A Man Without a Plan
Fortunately, Lomborg’s rampant optimism is not limited to any particular fuel type: He’s as wildly excited about solar and wind sources and energy efficiency as he is about fossil fuels. He genuinely appears to admire the progress we have made as a society both in using existing resources more efficiently and in reducing the costs of clean and truly limitless renewable resources.
But while Lomborg is very upbeat about the future of renewables and energy efficiency, he does not decry their limited use in our current energy system, and offers no plan for accelerating their adoption — except for waiting for oil and gas to start running short (which, you’ll recall, he doesn’t think will happen for many decades, or longer). In a 17-page chapter on energy, Lomborg devotes a mere three paragraphs to the cleanest and cheapest energy resource: energy efficiency. He makes mention of cars that can get “120-240 mpg” — but he fails to note that fuel economy levels for new vehicles in the U.S. is at a 20-year low: 20.4 miles per gallon and sinking, as Americans dash around buying milk and renting videos in their SUVs. He cites statistics about the wonderful potential of energy efficiency that would make Amory Lovins blush, but does not concern himself with the economic, political, social, and technical investments we need to make before we can take advantage of this enormous opportunity to mitigate energy’s steep environmental costs. Like a variant of the old joke, when it comes to energy efficiency and renewables Lomborg would indeed like to get to heaven — he just doesn’t want to do what it takes to get there.
Environmentalists, on the other hand, have been working long and hard to create just that energy “heaven.” To achieve it, we need a more sustainable energy economy with highly efficient cars, houses, offices, and factories powered primarily by solar, wind, geothermal, and other clean, renewable sources of energy — and only secondarily by oil, coal, uranium, and other heavily polluting options. Today it’s the other way around — because, after all, there’s so much of the polluting stuff available.

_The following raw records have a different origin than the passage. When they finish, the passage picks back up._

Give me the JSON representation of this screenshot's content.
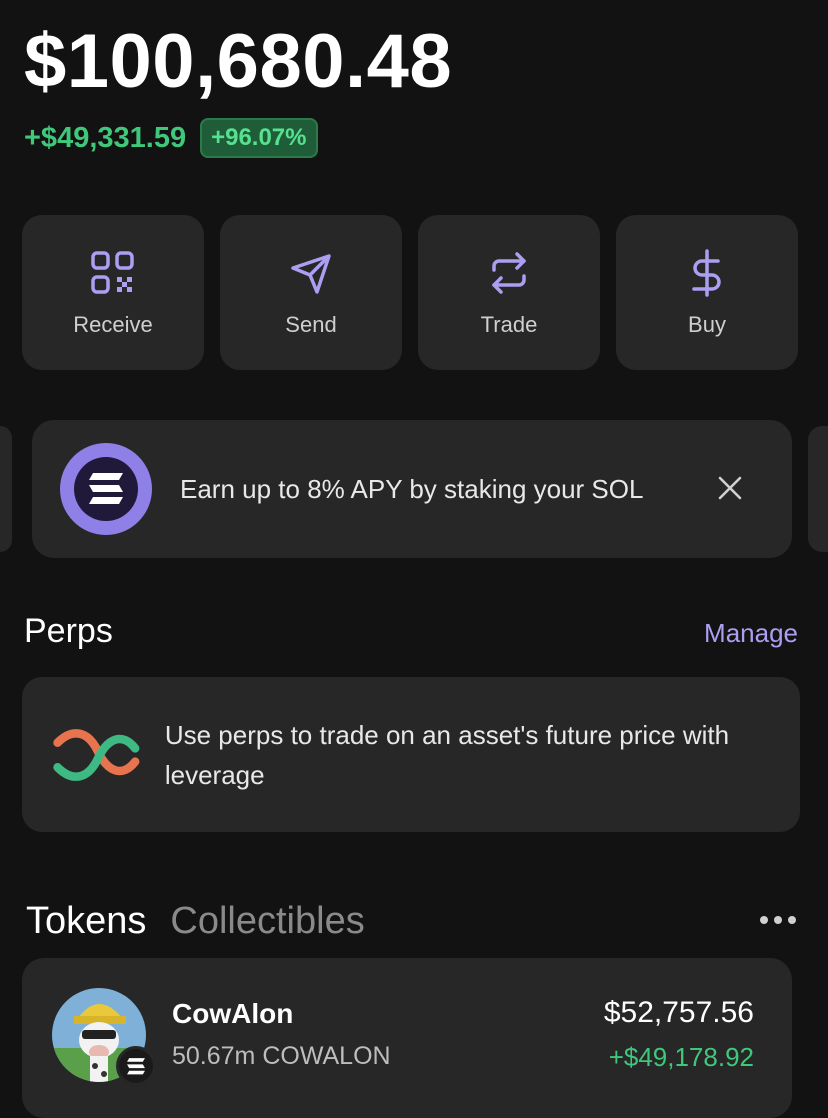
{
  "balance": "$100,680.48",
  "change": {
    "amount": "+$49,331.59",
    "percent": "+96.07%"
  },
  "actions": [
    {
      "label": "Receive",
      "icon": "qr-code-icon"
    },
    {
      "label": "Send",
      "icon": "send-arrow-icon"
    },
    {
      "label": "Trade",
      "icon": "swap-arrows-icon"
    },
    {
      "label": "Buy",
      "icon": "dollar-icon"
    }
  ],
  "promo": {
    "text": "Earn up to 8% APY by staking your SOL",
    "icon": "solana-logo-icon"
  },
  "perps": {
    "title": "Perps",
    "manage_label": "Manage",
    "description": "Use perps to trade on an asset's future price with leverage"
  },
  "tabs": {
    "tokens": "Tokens",
    "collectibles": "Collectibles"
  },
  "tokens": [
    {
      "name": "CowAlon",
      "amount": "50.67m COWALON",
      "value": "$52,757.56",
      "change": "+$49,178.92"
    }
  ],
  "colors": {
    "accent": "#ab9ff2",
    "positive": "#3fc77a",
    "card": "#272727",
    "background": "#121212"
  }
}
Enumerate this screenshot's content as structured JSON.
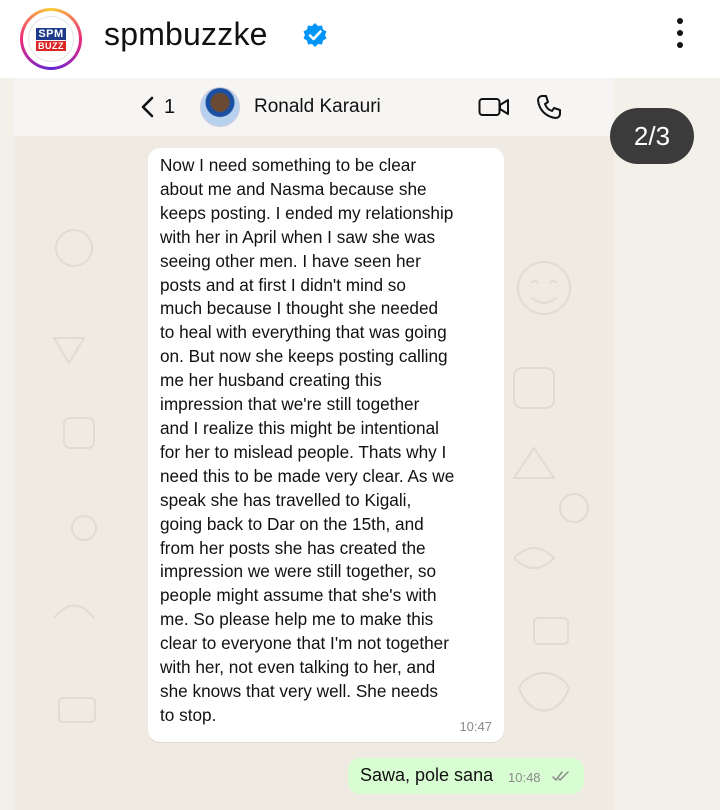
{
  "instagram": {
    "username": "spmbuzzke",
    "logo_top": "SPM",
    "logo_bottom": "BUZZ",
    "verified_icon": "verified-badge-icon",
    "more_icon": "more-vertical-icon"
  },
  "post": {
    "pager": "2/3"
  },
  "whatsapp": {
    "back_count": "1",
    "contact_name": "Ronald Karauri",
    "icons": [
      "back-icon",
      "video-call-icon",
      "phone-call-icon"
    ],
    "incoming_message": {
      "text": "Now I need something to be clear\nabout me and Nasma because she\nkeeps posting. I ended my relationship\nwith her in April when I saw she was\nseeing other men. I have seen her\nposts and at first I didn't mind so\nmuch because I thought she needed\nto heal with everything that was going\non. But now she keeps posting calling\nme her husband creating this\nimpression that we're still together\nand I realize this might be intentional\nfor her to mislead people. Thats why I\nneed this to be made very clear. As we\nspeak she has travelled to Kigali,\ngoing back to Dar on the 15th, and\nfrom her posts she has created the\nimpression we were still together, so\npeople might assume that she's with\nme. So please help me to make this\nclear to everyone that I'm not together\nwith her, not even talking to her, and\nshe knows that very well. She needs\nto stop.",
      "time": "10:47"
    },
    "outgoing_message": {
      "text": "Sawa, pole sana",
      "time": "10:48",
      "status_icon": "double-check-icon"
    }
  },
  "colors": {
    "chat_background": "#efeae2",
    "outgoing_bubble": "#d9fdd3",
    "incoming_bubble": "#ffffff",
    "verified_blue": "#0095f6",
    "pager_background": "#3b3b3b"
  }
}
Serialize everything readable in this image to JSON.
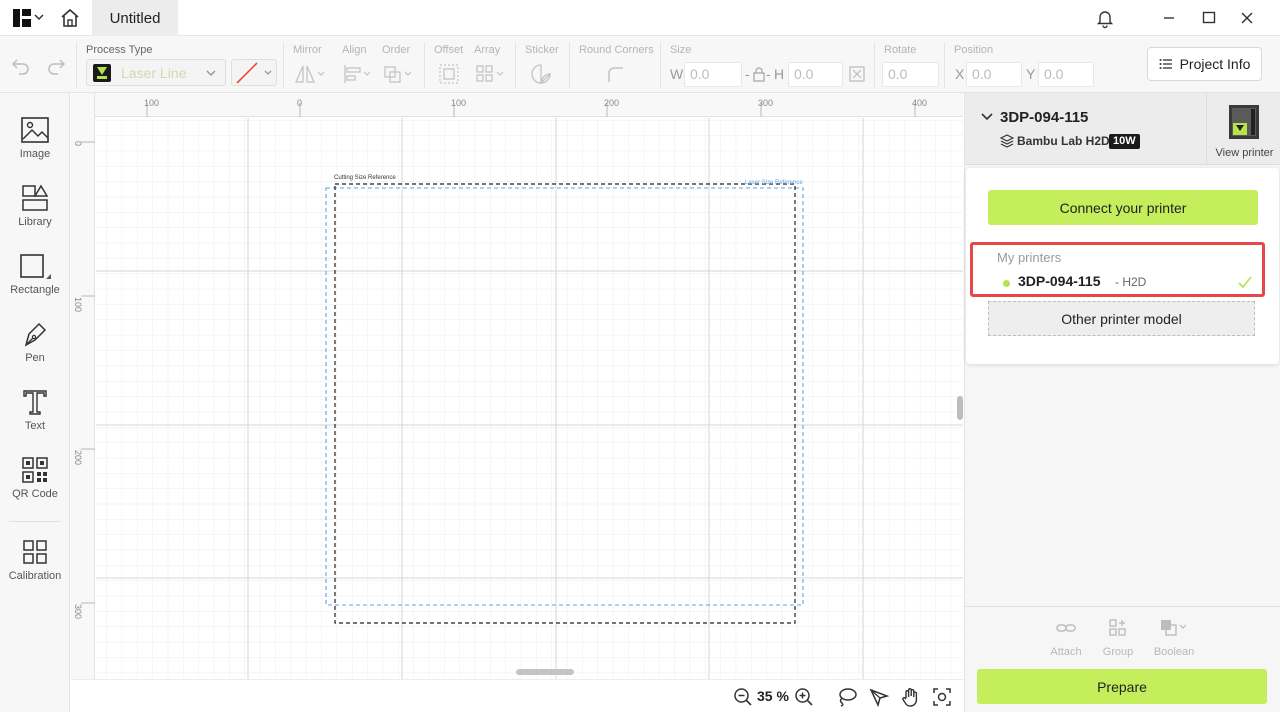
{
  "titlebar": {
    "tab_title": "Untitled"
  },
  "toolbar": {
    "process_type_label": "Process Type",
    "process_type_value": "Laser Line",
    "mirror_label": "Mirror",
    "align_label": "Align",
    "order_label": "Order",
    "offset_label": "Offset",
    "array_label": "Array",
    "sticker_label": "Sticker",
    "round_corners_label": "Round Corners",
    "size_label": "Size",
    "w_label": "W",
    "w_value": "0.0",
    "h_label": "H",
    "h_value": "0.0",
    "rotate_label": "Rotate",
    "rotate_value": "0.0",
    "position_label": "Position",
    "x_label": "X",
    "x_value": "0.0",
    "y_label": "Y",
    "y_value": "0.0",
    "project_info_label": "Project Info"
  },
  "sidebar": {
    "items": [
      {
        "label": "Image"
      },
      {
        "label": "Library"
      },
      {
        "label": "Rectangle"
      },
      {
        "label": "Pen"
      },
      {
        "label": "Text"
      },
      {
        "label": "QR Code"
      },
      {
        "label": "Calibration"
      }
    ]
  },
  "canvas": {
    "ruler_top": [
      "100",
      "0",
      "100",
      "200",
      "300",
      "400"
    ],
    "ruler_left": [
      "0",
      "100",
      "200",
      "300"
    ],
    "cutting_ref_label": "Cutting Size Reference",
    "laser_ref_label": "Laser Size Reference",
    "zoom_value": "35 %"
  },
  "device": {
    "name": "3DP-094-115",
    "model": "Bambu Lab H2D",
    "badge": "10W",
    "view_printer_label": "View printer"
  },
  "dropdown": {
    "connect_label": "Connect your printer",
    "my_printers_header": "My printers",
    "printer_name": "3DP-094-115",
    "printer_model": "- H2D",
    "other_model_label": "Other printer model"
  },
  "bottom_tools": {
    "attach_label": "Attach",
    "group_label": "Group",
    "boolean_label": "Boolean",
    "prepare_label": "Prepare"
  },
  "colors": {
    "accent_green": "#c4ee5b",
    "highlight_red": "#e7464b",
    "laser_ref_blue": "#5aa5e8",
    "status_dot": "#b5e34b"
  }
}
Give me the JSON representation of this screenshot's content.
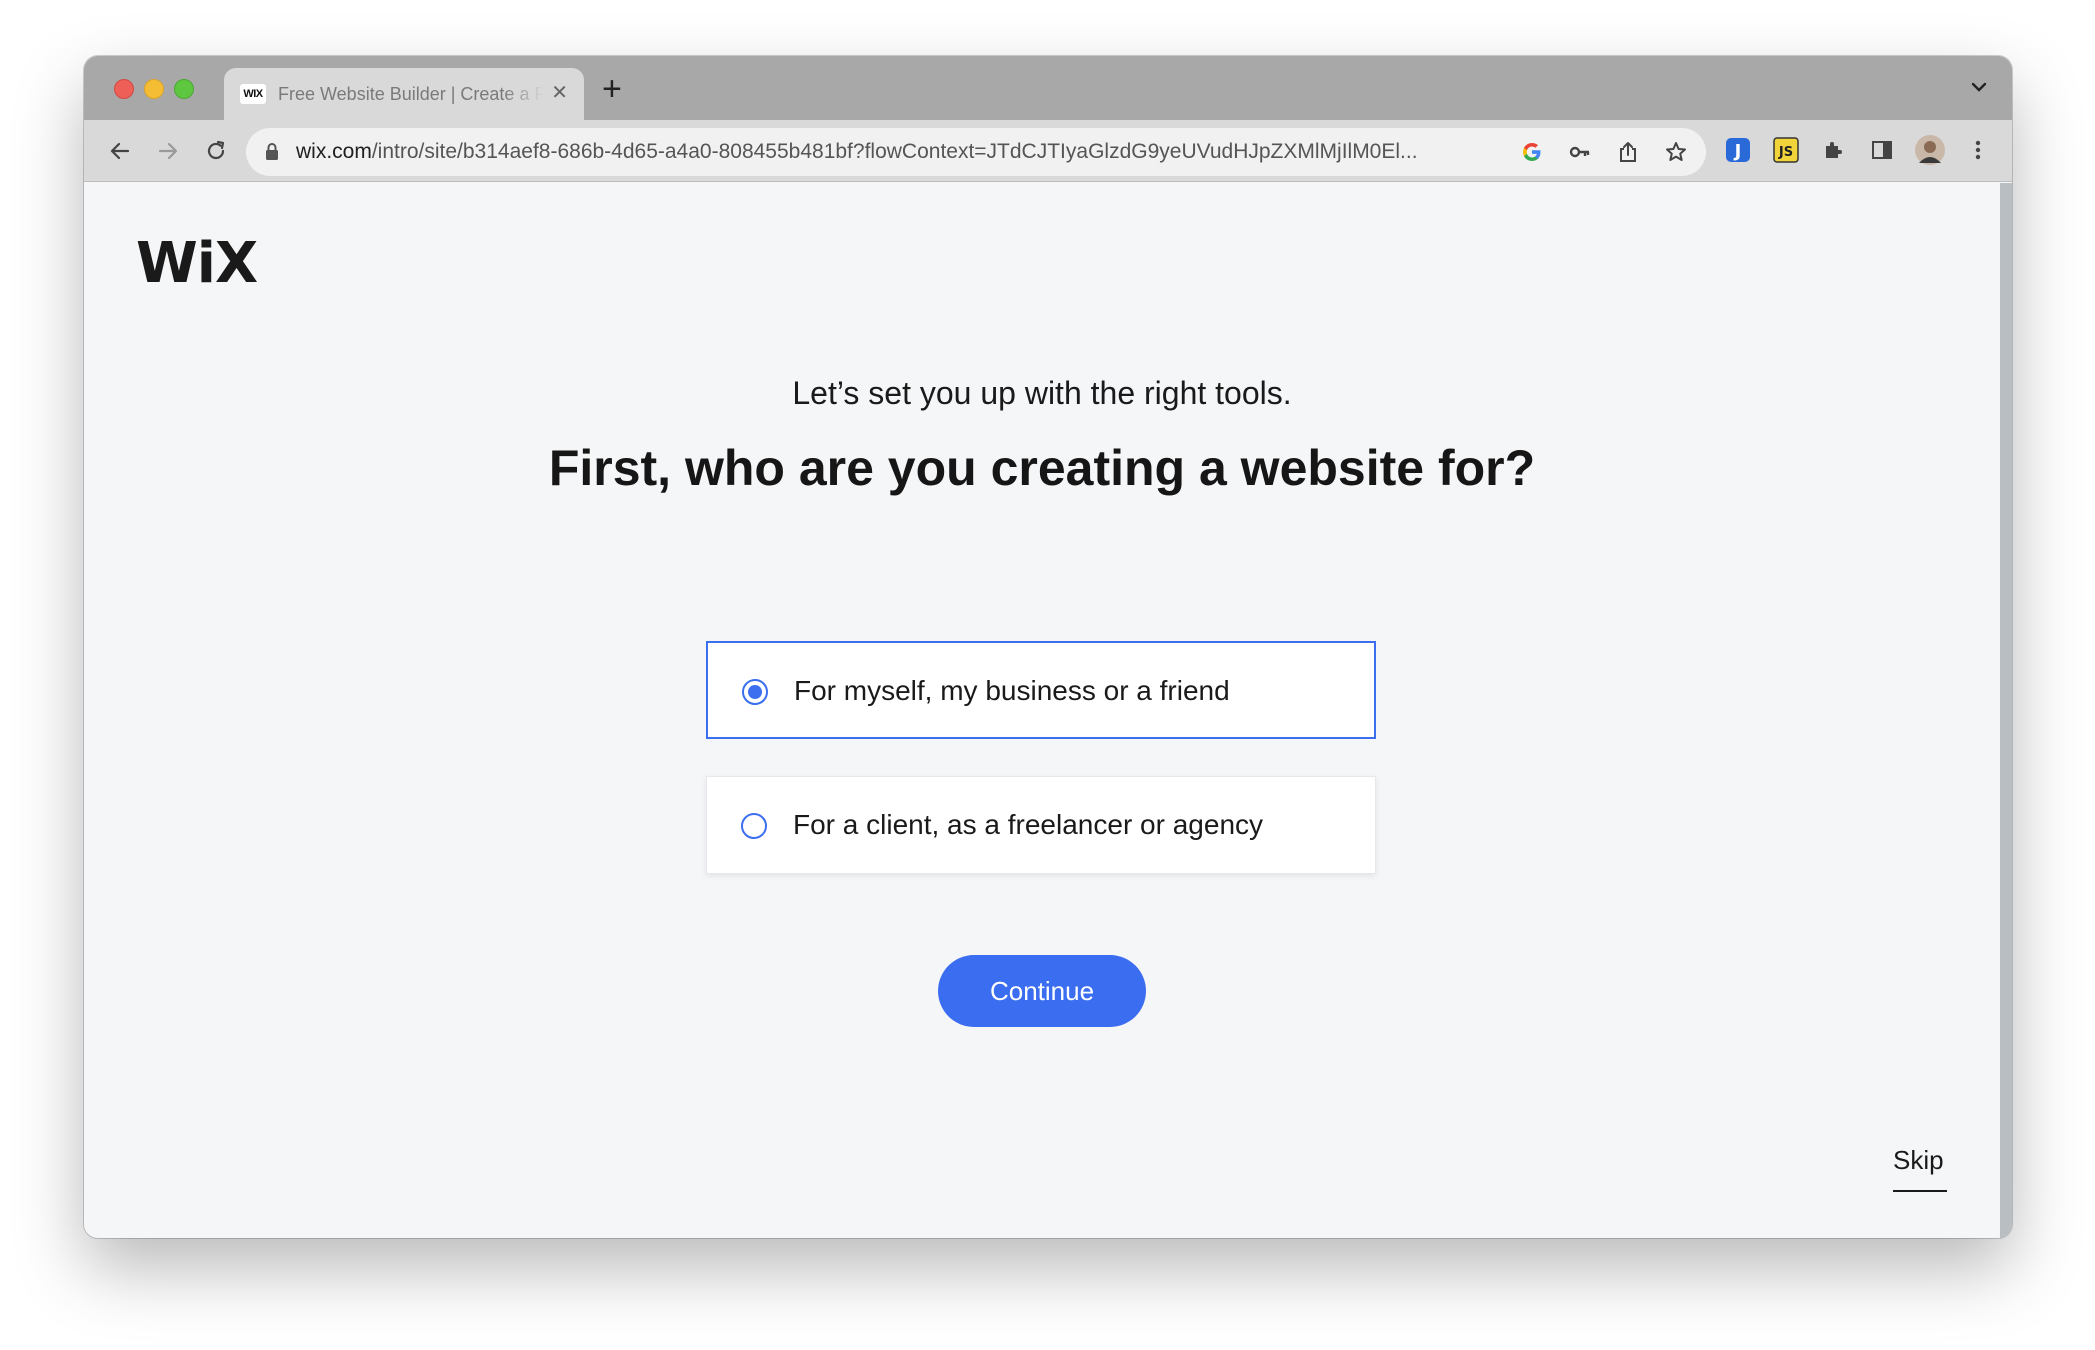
{
  "browser": {
    "tab": {
      "favicon_text": "WIX",
      "title": "Free Website Builder | Create a Free Website",
      "close_glyph": "✕"
    },
    "new_tab_glyph": "+",
    "url": {
      "host": "wix.com",
      "path": "/intro/site/b314aef8-686b-4d65-a4a0-808455b481bf?flowContext=JTdCJTIyaGlzdG9yeUVudHJpZXMlMjIlM0El..."
    },
    "icons": [
      "back-icon",
      "forward-icon",
      "reload-icon",
      "lock-icon",
      "google-icon",
      "key-icon",
      "share-icon",
      "star-icon",
      "extension-j-icon",
      "extension-js-icon",
      "puzzle-icon",
      "sidepanel-icon",
      "avatar",
      "kebab-menu-icon"
    ]
  },
  "page": {
    "logo": "WiX",
    "subtitle": "Let’s set you up with the right tools.",
    "title": "First, who are you creating a website for?",
    "options": [
      {
        "label": "For myself, my business or a friend",
        "selected": true
      },
      {
        "label": "For a client, as a freelancer or agency",
        "selected": false
      }
    ],
    "continue_label": "Continue",
    "skip_label": "Skip",
    "accent_color": "#3a6df0"
  }
}
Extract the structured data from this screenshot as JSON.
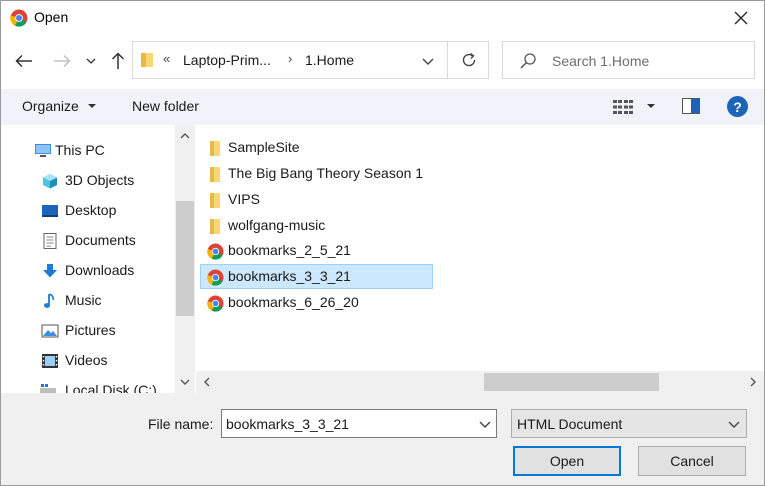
{
  "window": {
    "title": "Open",
    "app_icon": "chrome-icon",
    "close_icon": "close-icon"
  },
  "nav": {
    "back_icon": "arrow-left-icon",
    "forward_icon": "arrow-right-icon",
    "recent_icon": "chevron-down-icon",
    "up_icon": "arrow-up-icon"
  },
  "address": {
    "overflow": "«",
    "segments": [
      "Laptop-Prim...",
      "1.Home"
    ],
    "separator": "›",
    "refresh_icon": "refresh-icon"
  },
  "search": {
    "placeholder": "Search 1.Home",
    "value": ""
  },
  "toolbar": {
    "organize_label": "Organize",
    "new_folder_label": "New folder",
    "view_icon": "view-options-icon",
    "preview_icon": "preview-pane-icon",
    "help_label": "?"
  },
  "sidebar": {
    "items": [
      {
        "label": "This PC",
        "icon": "computer-icon"
      },
      {
        "label": "3D Objects",
        "icon": "cube-icon"
      },
      {
        "label": "Desktop",
        "icon": "desktop-icon"
      },
      {
        "label": "Documents",
        "icon": "document-icon"
      },
      {
        "label": "Downloads",
        "icon": "download-icon"
      },
      {
        "label": "Music",
        "icon": "music-icon"
      },
      {
        "label": "Pictures",
        "icon": "pictures-icon"
      },
      {
        "label": "Videos",
        "icon": "video-icon"
      },
      {
        "label": "Local Disk (C:)",
        "icon": "disk-icon"
      }
    ]
  },
  "files": {
    "items": [
      {
        "label": "SampleSite",
        "icon": "folder-icon",
        "selected": false
      },
      {
        "label": "The Big Bang Theory Season 1",
        "icon": "folder-icon",
        "selected": false
      },
      {
        "label": "VIPS",
        "icon": "folder-icon",
        "selected": false
      },
      {
        "label": "wolfgang-music",
        "icon": "folder-icon",
        "selected": false
      },
      {
        "label": "bookmarks_2_5_21",
        "icon": "chrome-html-icon",
        "selected": false
      },
      {
        "label": "bookmarks_3_3_21",
        "icon": "chrome-html-icon",
        "selected": true
      },
      {
        "label": "bookmarks_6_26_20",
        "icon": "chrome-html-icon",
        "selected": false
      }
    ]
  },
  "bottom": {
    "file_name_label": "File name:",
    "file_name_value": "bookmarks_3_3_21",
    "file_type_value": "HTML Document",
    "open_label": "Open",
    "cancel_label": "Cancel"
  },
  "colors": {
    "selection_bg": "#cce8ff",
    "selection_border": "#99d1ff",
    "accent": "#0078d7",
    "toolbar_bg": "#f0f3f9",
    "folder": "#f8d775"
  }
}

Like Lomborg, we should all be great fans of one remarkable renewable resource: human ingenuity. From Watt’s steam engine to the Volkswagen Beetle, humans have learned how to cleverly channel non-human energy sources into our service. But what The Skeptical Environmentalist neglects to point out is that we haven’t committed ourselves to do that without causing vast environmental and social damage. We can change that, but not by optimism alone.